Третий пир (Булгакова) - страница 144

— «Мало ты, Палыч, прожил, дурачок ты еще. — И добавил таинственно: — Боятся. Зачем землю отобрали, церкву отобрали, царя убили? Со страху».

Его слова меня заворожили (знаю, слаб русский человек — кого там бояться-то? — геноцид — истребление «великодержавности» и собственные непотребства и водочка — все равно, недаром рушили и рушат — боятся дядю Петю). Заворожили силой бессознательной, бездоказанной, не дай Бог видеть русский бунт и так далее… Нет, уже совершенно немыслимо, устали. А вдруг?.. «И вот когда пусто будет, — скрипел дядя Петя, — и ничего от нашего дерьма не останется…» Но Мария перебила: «Пусто не будет». — «А, болтай, растащили по бревнышку, по кирпичику и еще растащут, а мы смолчим». — «Все одно церква на месте, — упорствовала Мария, — без крестов, без стен даже — а на месте. Бабка-покойница говорила: если церкву осветили, живет в ней дух небесный, ангел-хранитель то есть, и никуда он с этого места не стронется». — «На шоссейке, значит, будет сидеть, шоферню пугать?» — «Он дух невидимый». — «А бабка твоя, покойница, конечно, видала». — «Он святым только открывается. Было то в двадцать каком-то году на Белом море. Монашек один шел по пепелищу, слезьми горючими заливаясь. И видит юношу — сиянье от него исходит и крылья. И заробел. Тот ему и говорит („По-русски?“ — поинтересовался Федор, но она будто не слыхала) — храм сожженный храню и вовеки буду хранить, это место освященное». Это знал поэт, подтвердил я: «Но храм оставленный все храм, кумир поверженный все бог».

«Возле самой церкви, — говорил дядя Петя, — крест высокий, из сосны». Да, есть холмик у правой стены (если идти от входа), почти сровнялся с землей, сплошь травой покрыт — не лопухом, нет, лопух у Базарова — мелкой кудрявой травкой, как драгоценной парчой. Креста нет, сгнил, должно быть, за полвека. Любопытно, что крестьяне выделили самоубийцу по-особому: положив не за пределами освященной земли, а ближе к храму. Метрах в пяти от стены под липами начинались захоронения (с тяжелыми крестами и плитами траурного мрамора — опрокинутые, накрененные, отбитые, как после несостоявшегося Воскресения) — усыпальницы чадолюбивого семейства Вельяминовых. Стало быть, здесь где-то преклонил колени и дал обет восстановить Николу-на-Озерках барич из Бостона. Грубо размалеванный храм (валюта пошла «куда надо») среди роскоши запустения выглядел жутковато, как халтурно приготовленные декорации к «Борису Годунову». А издали, в полях, на пути к Сиверке выделялся в листве старинно и нарядно.

Я сидел на корточках в церковной прохладе, на какие-то секунды меня оставило отвращение ко всему, к жизни («черное солнце» — символ неоднократно использованный и точный).
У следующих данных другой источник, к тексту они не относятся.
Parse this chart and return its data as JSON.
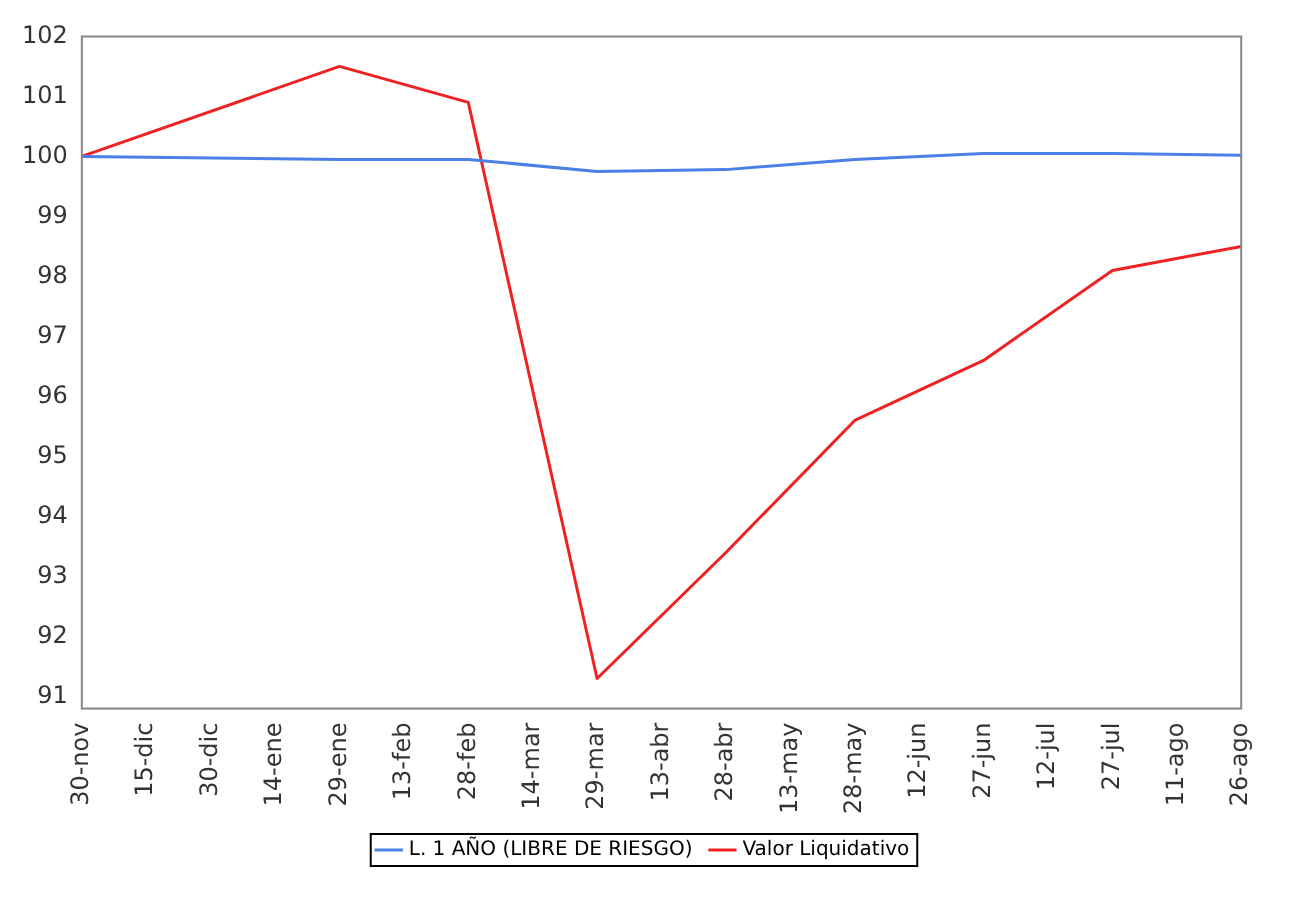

Хотелось что-то сделать для Иванушки, но не знал — что. Выполоть траву — жалко живой блестящий покров; перетащить с безымянной могилы осколок мрамора (чтоб оставить мету) показалось кощунством. Нет, забвение лучше. О нем никто ничего не знал, Иванушка-дурачок — прозвище, на которое душевнобольной откликался. Он явился в село накануне коммунизма, в январе семнадцатого, приспособился помогать пастуху (все молча, пророчеств не изрекал), ночевал в чьем-нибудь сарае или на сеновале, а через тринадцать лет, помнили, грелся у костра из икон, спокойный как будто, кроткий, смирный. И вдруг — ночной бунт, вызов? Неужто наш собственный, наш последний трагический жест (одно из основных понятий экзистенциализма) убить себя, а не «главного» в пенсне, например? Иначе как поддались миллионы? «Бациллы бешенства» — говорил мой маленький дружок — да, наверху, под пурпуром знамен и в коленопреклоненной перед трибунами-трибуналами массе, визжащей в экстазе (притягивающее воспоминание из раннего детства: человеко-бог спускается с небес, представители всех рас бегут навстречу организованно, с молитвенными лицами — лица тоже подставные, статисты из фильма «Падение Берлина», но кровь-то лилась натуральная и действительно рыдали от счастья при виде вождя и Берлин только что пал). Он был прав, уничтожив естественного врага — крестьянство, которое не уничтожилось (вещие игрушки: Ванька-встанька и Матрешечка), он боялся. Дядипетина усмешка и Федино усталое равнодушие ко всей «брехаловке» (газеты, телек). Не уничтожилось, но больно смертельно. И возможно, не мистическую силу ощутил я в этом слове «боялся» (интонация, глаза, угроза), а силу агонии.